BAB 4

64 10 7
                                    

Selamat membaca!
.
.
.

"Ah! Gue males banget nih belajar." keluh Andrea ketika ia baru saja terduduk di kursinya. Ketiga orang gadis yang diantaranya ialah ; Vina, Aliyah, dan Alice yang saat itu tengah terduduk di bangku masing-masing dengan posisi Aliyah yang memutar kursinya agar bisa melihat ke belakang ; ketiganya serentak menengok ke arah Andrea. Mereka sudah terbiasa dengan lontaran kalimat seperti itu dari mulut seorang Andrea.

"Mending lo nikah aja, gih!" balas Aliyah.

"Betul tuh. Jadinya kan lo gak perlu repot-repot lagi sekolah." timpal Vina mendukung Aliyah. Sedang Vina, gadis itu mengangguk-anggukkan kepalanya pertanda setuju.

Andrea menghempaskan badannya ke sandaran kursi sembari melipat kedua tangannya di atas dada. "Gue sih sebenarnya rencana begituan, tapi kan calonnya belum ada." balasnya santai.

Aliyah mengangkat satu alisnya. "Tuh pacar lo, si Farhan!"

"Ah iya, si Farhan! Kalian kan udah setahun tuh. Gak sekalian aja married." dukung Vina.

Andrea memutar bola matanya malas. "Uang jajan aja masih dari ortu, gimana mau ngidupin gue entar? Mikir dong!!"

"Cinta." asal Alice membuat ketiga gadis yang mendengarnya tertawa. "Iya, Alice tau Alice selalu salah di mata kalian. Bentar lagi Alice bakal pindah ke kaki kalian, biar gak salah lagi."

Lagi-lagi, perkataan Alice membuat Vina, Andrea serta Aliyah tertawa terpingkal-pingkal. Ekspresi Alice-lah yang membuat ketiga orang itu tertawa.

"PAGI KAWAN-KAWAN GUE YANG TERKASIHI DALAM NAMA PACARNYA SENDIRI!"

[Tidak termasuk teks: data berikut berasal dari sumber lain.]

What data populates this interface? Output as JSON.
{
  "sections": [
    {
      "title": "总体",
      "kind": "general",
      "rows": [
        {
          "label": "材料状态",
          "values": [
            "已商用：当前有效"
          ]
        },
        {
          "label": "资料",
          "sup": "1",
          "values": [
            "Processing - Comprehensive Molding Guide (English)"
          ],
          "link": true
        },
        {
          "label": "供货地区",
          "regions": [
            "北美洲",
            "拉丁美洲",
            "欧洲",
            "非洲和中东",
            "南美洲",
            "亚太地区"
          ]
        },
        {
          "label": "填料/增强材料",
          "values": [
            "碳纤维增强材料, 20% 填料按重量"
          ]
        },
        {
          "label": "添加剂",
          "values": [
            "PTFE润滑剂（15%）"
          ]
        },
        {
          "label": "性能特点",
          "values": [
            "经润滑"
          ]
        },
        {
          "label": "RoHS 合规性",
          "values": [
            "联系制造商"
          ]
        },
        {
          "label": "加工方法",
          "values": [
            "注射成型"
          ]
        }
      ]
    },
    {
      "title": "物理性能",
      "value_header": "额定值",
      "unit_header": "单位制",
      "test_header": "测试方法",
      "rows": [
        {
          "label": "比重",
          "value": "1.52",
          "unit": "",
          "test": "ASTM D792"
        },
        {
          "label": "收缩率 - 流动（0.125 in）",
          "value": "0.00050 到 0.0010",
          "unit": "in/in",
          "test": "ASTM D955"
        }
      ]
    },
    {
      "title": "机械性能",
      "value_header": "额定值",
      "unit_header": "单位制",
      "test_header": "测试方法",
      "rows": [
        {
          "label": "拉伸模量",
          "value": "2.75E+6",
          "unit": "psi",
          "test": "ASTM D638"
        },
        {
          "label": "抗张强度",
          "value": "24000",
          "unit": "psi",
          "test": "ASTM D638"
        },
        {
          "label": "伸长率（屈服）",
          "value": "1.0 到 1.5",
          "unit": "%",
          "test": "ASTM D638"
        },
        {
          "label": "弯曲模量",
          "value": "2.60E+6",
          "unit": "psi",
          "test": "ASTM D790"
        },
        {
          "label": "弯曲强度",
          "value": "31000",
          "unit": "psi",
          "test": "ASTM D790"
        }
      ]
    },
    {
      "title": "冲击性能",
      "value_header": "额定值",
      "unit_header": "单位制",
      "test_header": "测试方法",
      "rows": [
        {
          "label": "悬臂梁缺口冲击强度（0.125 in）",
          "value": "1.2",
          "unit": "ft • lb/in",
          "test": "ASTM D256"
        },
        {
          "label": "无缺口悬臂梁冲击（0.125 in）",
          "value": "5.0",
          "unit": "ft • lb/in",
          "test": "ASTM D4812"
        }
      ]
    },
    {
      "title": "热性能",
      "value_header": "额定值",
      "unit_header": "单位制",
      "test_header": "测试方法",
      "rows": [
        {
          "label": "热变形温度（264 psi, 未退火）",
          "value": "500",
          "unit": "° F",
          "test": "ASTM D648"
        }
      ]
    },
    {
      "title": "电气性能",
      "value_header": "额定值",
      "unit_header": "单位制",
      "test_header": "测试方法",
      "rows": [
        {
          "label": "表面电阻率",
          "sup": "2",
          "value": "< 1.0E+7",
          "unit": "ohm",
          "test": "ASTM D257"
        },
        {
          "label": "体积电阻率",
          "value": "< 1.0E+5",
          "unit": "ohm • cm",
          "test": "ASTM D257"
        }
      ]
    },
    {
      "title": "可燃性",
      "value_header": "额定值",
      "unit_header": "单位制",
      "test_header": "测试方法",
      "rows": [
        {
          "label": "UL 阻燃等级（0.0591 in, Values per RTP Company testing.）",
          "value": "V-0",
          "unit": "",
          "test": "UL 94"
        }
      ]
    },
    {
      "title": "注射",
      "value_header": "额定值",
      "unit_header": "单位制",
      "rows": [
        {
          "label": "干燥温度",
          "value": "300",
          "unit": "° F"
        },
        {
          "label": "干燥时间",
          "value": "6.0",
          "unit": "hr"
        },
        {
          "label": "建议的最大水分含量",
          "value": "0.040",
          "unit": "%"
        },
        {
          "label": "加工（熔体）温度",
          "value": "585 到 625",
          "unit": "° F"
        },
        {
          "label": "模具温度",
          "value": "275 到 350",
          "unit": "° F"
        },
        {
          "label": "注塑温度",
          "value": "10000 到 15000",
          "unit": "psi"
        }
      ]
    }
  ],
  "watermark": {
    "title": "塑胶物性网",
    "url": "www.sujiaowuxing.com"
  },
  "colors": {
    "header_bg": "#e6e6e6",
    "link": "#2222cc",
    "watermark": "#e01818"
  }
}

Suara itu... tanpa perlu menoleh pun sekelas sudah tau siapa itu. Banyak yang terkejut sehingga umpatan kesal keluar dari mulut setiap siswa maupun siswi yang tepat pada saat itu berada di ruangan. Bahkan ada yang terang-terangan melayangkan tatapan sinis. Sedangkan si pemilik suara hanya cengar-cengir sembari berjalan menuju ke kursinya.

"Gue kira lo gak ada niat lagi sekolah." ucap Aliyah.

"Siapa? Gue?"

Malas menjawab, Aliyah hanya menggidikkan bahunya.

"Sebenarnya gue gak niat lagi sekolah, kalau ortu gue gak maksa yahh dengan senang hati gue gak bakal sekolah kali."

"Yaudah, lo ngapain masih di sekolah ini? Lo tau gak semalem? Hidup kami tentram, aman, dan sejahtera tanpa kehadiran elo." balas Andrea setengah bercanda.

"Kan udah gue bilang, kalau ortu gue gak maksa, sekarang mungkin gue masih di rumah menikmati indahnya dunia tanpa pembully kayak lo-lo semua."

"Pembully? Gue yang mirip sama malaikat gini lo kata pembully?" balas Andrea tak mau kalah.

"Malaikat apaan kayak elo? Iblis iya!"

"Rea! Dira!" Vina menengahi. "Kalian dua bisa gak sih sekali aja gak usah debat? Ngerusak mood pagi gue, tau gak?!"

Alice mengangkat satu alisnya."Wait! Tumben nih melerai, biasanya ikut berdebat."

"Ah, serba salah gue." kesal Vina.

"Enggak, gue ngerasa aneh aja." ujar Alice.

"Lagi tobat dia." kekeh Andrea.

"Soalnya kan besok dia ikut debat capres sama cawapres tuh. Lagi nabung debat kayaknya." timpal Dira.

Tawa kembali terdengar. Sedangkan yang ditertawai hanya memasang wajah kecut.

Dan, tawa mereka terhenti kala seseorang menghampiri mereka. Dan yang pertama menyadari kehadirannya ialah Vina. Vina menatap orang itu dengan tatapan penuh tanya. "Kenapa?" tanyanya dengan sedikit nada tak suka. Dan saat itulah perhatian teman-temannya yang lain teralih pada orang yang menghampiri mereka itu.